The Learning Center will be the central repository for self-paced, on demand materials to teach users (e.g., undergraduate students, graduate students, researchers, and faculty) to take advantage of the CI capabilities of DesignSafe. The availability of on demand instructional materials at DesignSafe will ensure that the NHERI community has access to training when and where they need it. Online materials in the Learning Center will be built based on the principle that online content requires attention to format and content unique to the interactive online metaphor; simple posting of slide decks and recorded lectures are insufficient. Learning Center modules will be interactive, include exercises, and navigation to allow users to mark and save progress, and jump quickly to needed content. The Learning Center will be extensible, and support publication of modules developed by all NHERI awardees.
The Developer’s Portal will be the central place for users and developers wishing to extend the capabilities of the DesignSafe infrastructure.
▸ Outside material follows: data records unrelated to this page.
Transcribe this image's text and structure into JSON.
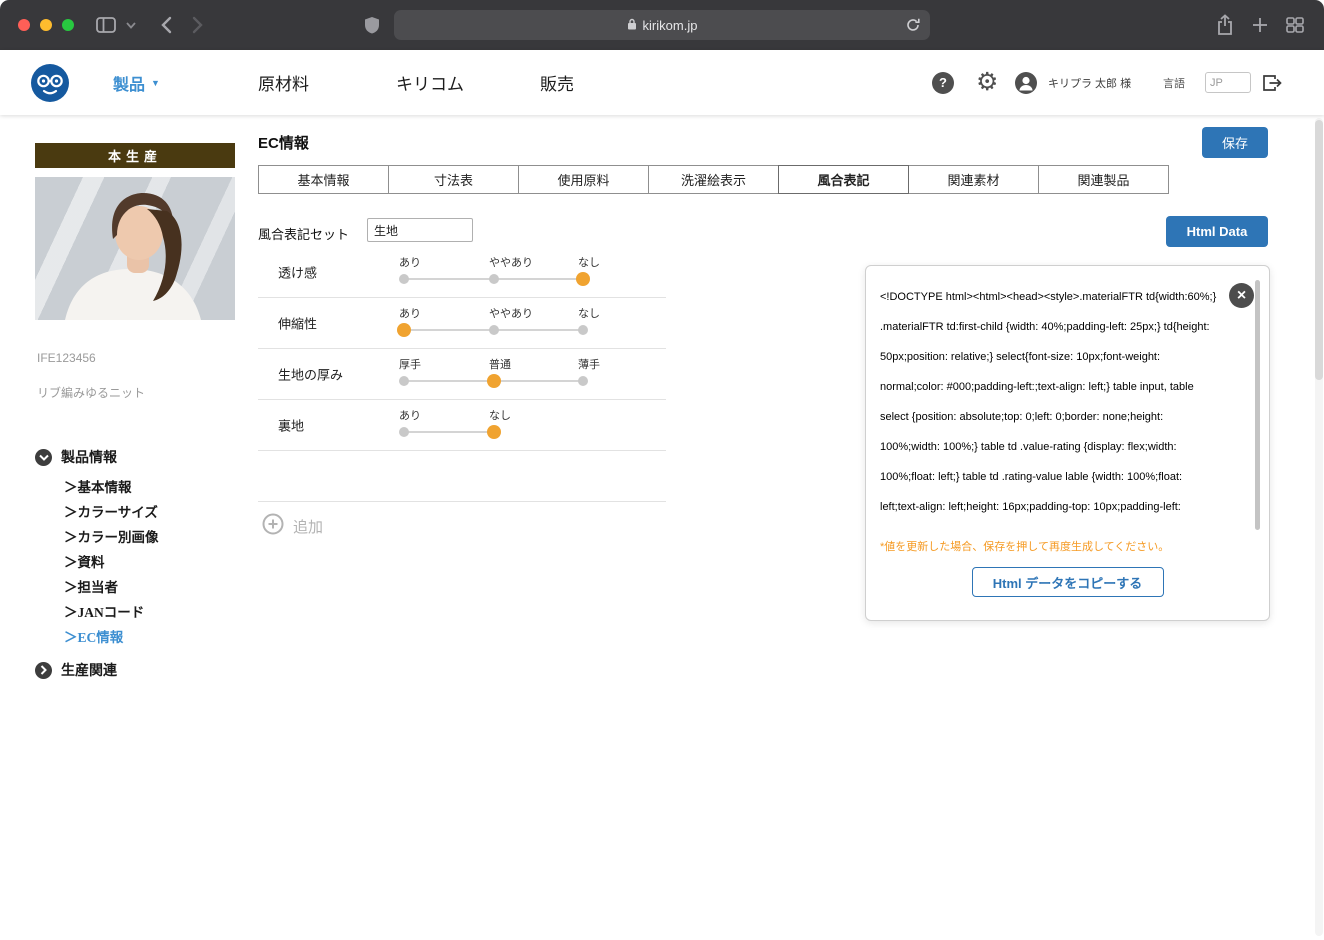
{
  "browser": {
    "url": "kirikom.jp"
  },
  "header": {
    "product_menu_label": "製品",
    "product_menu_caret": "▼",
    "nav_items": [
      "原材料",
      "キリコム",
      "販売"
    ],
    "help_glyph": "?",
    "gear_glyph": "⚙",
    "user_name": "キリプラ 太郎 様",
    "language_label": "言語",
    "language_value": "JP"
  },
  "sidebar": {
    "production_badge": "本生産",
    "product_code": "IFE123456",
    "product_name": "リブ編みゆるニット",
    "section_product_info": "製品情報",
    "section_production": "生産関連",
    "item_prefix": "＞",
    "menu_items": [
      "基本情報",
      "カラーサイズ",
      "カラー別画像",
      "資料",
      "担当者",
      "JANコード",
      "EC情報"
    ],
    "active_item": "EC情報"
  },
  "main": {
    "page_title": "EC情報",
    "save_button": "保存",
    "tabs": [
      "基本情報",
      "寸法表",
      "使用原料",
      "洗濯絵表示",
      "風合表記",
      "関連素材",
      "関連製品"
    ],
    "active_tab": "風合表記",
    "set_label": "風合表記セット",
    "set_value": "生地",
    "html_data_button": "Html Data",
    "ratings": [
      {
        "label": "透け感",
        "options": [
          "あり",
          "ややあり",
          "なし"
        ],
        "selected": 2
      },
      {
        "label": "伸縮性",
        "options": [
          "あり",
          "ややあり",
          "なし"
        ],
        "selected": 0
      },
      {
        "label": "生地の厚み",
        "options": [
          "厚手",
          "普通",
          "薄手"
        ],
        "selected": 1
      },
      {
        "label": "裏地",
        "options": [
          "あり",
          "なし"
        ],
        "selected": 1
      }
    ],
    "add_button_label": "追加"
  },
  "code_panel": {
    "close_glyph": "×",
    "lines": [
      "<!DOCTYPE html><html><head><style>.materialFTR td{width:60%;}",
      ".materialFTR td:first-child {width: 40%;padding-left: 25px;}  td{height:",
      "50px;position: relative;}  select{font-size: 10px;font-weight:",
      "normal;color: #000;padding-left:;text-align: left;}  table input, table",
      "select {position: absolute;top: 0;left: 0;border: none;height:",
      "100%;width: 100%;}  table td .value-rating {display: flex;width:",
      "100%;float: left;}  table td .rating-value lable {width: 100%;float:",
      "left;text-align: left;height: 16px;padding-top: 10px;padding-left:"
    ],
    "warning": "*値を更新した場合、保存を押して再度生成してください。",
    "copy_button": "Html データをコピーする"
  },
  "colors": {
    "accent_blue": "#2e75b6",
    "link_blue": "#3d8fd1",
    "selected_orange": "#f0a330",
    "warning_orange": "#f59a23",
    "badge_brown": "#4a3a10"
  }
}
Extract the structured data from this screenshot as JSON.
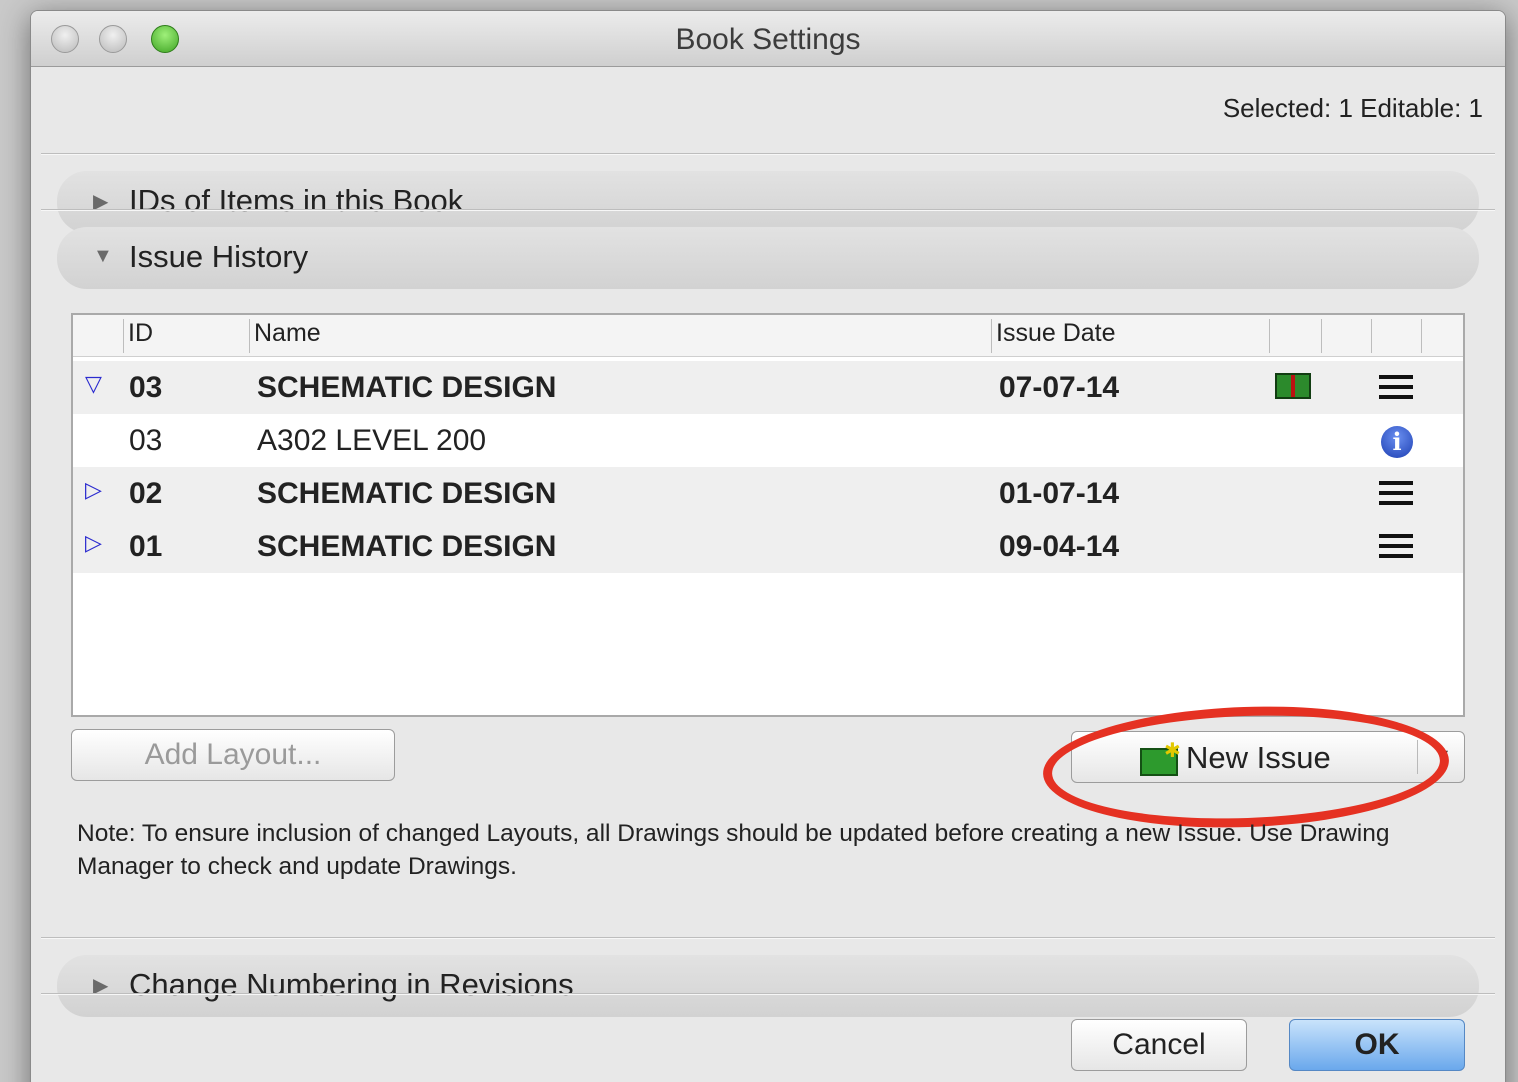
{
  "window": {
    "title": "Book Settings"
  },
  "selection_info": "Selected: 1 Editable: 1",
  "sections": {
    "ids_of_items": "IDs of Items in this Book",
    "issue_history": "Issue History",
    "change_numbering": "Change Numbering in Revisions"
  },
  "table": {
    "columns": {
      "id": "ID",
      "name": "Name",
      "issue_date": "Issue Date"
    },
    "rows": [
      {
        "id": "03",
        "name": "SCHEMATIC DESIGN",
        "date": "07-07-14",
        "expanded": true
      },
      {
        "id": "03",
        "name": "A302 LEVEL 200",
        "date": ""
      },
      {
        "id": "02",
        "name": "SCHEMATIC DESIGN",
        "date": "01-07-14",
        "expanded": false
      },
      {
        "id": "01",
        "name": "SCHEMATIC DESIGN",
        "date": "09-04-14",
        "expanded": false
      }
    ]
  },
  "buttons": {
    "add_layout": "Add Layout...",
    "new_issue": "New Issue",
    "cancel": "Cancel",
    "ok": "OK"
  },
  "note": "Note: To ensure inclusion of changed Layouts, all Drawings should be updated before creating a new Issue. Use Drawing Manager to check and update Drawings.",
  "colors": {
    "annotation": "#e53122",
    "ok_button": "#6aa8ec"
  }
}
Through the portal, users can access a tool builder which will support the deployment of new Apps (ranging from simple data conversion scripts to complex simulation applications) to the Discovery Workspace, or access complete information on the DesignSafe Application Programming Interfaces (APIs). All capabilities of DesignSafe will be exposed through the API layer. While most users will simply use the Discovery Workspace, Data Depot, or Reconnaissance Integration Portal, all of the capabilities in these tools will be exposed to programmers through the API. API functions will include the ability to ingest or download data, run analysis jobs, translate data types, or create public identifiers for data. Through this interface, users can embed DesignSafe capabilities in other applications. The Developer’s Portal transforms the DesignSafe from simply a static web application built by the design team, to a user extensible “App store” that can grow with changes in the community and the creativity of individual research teams.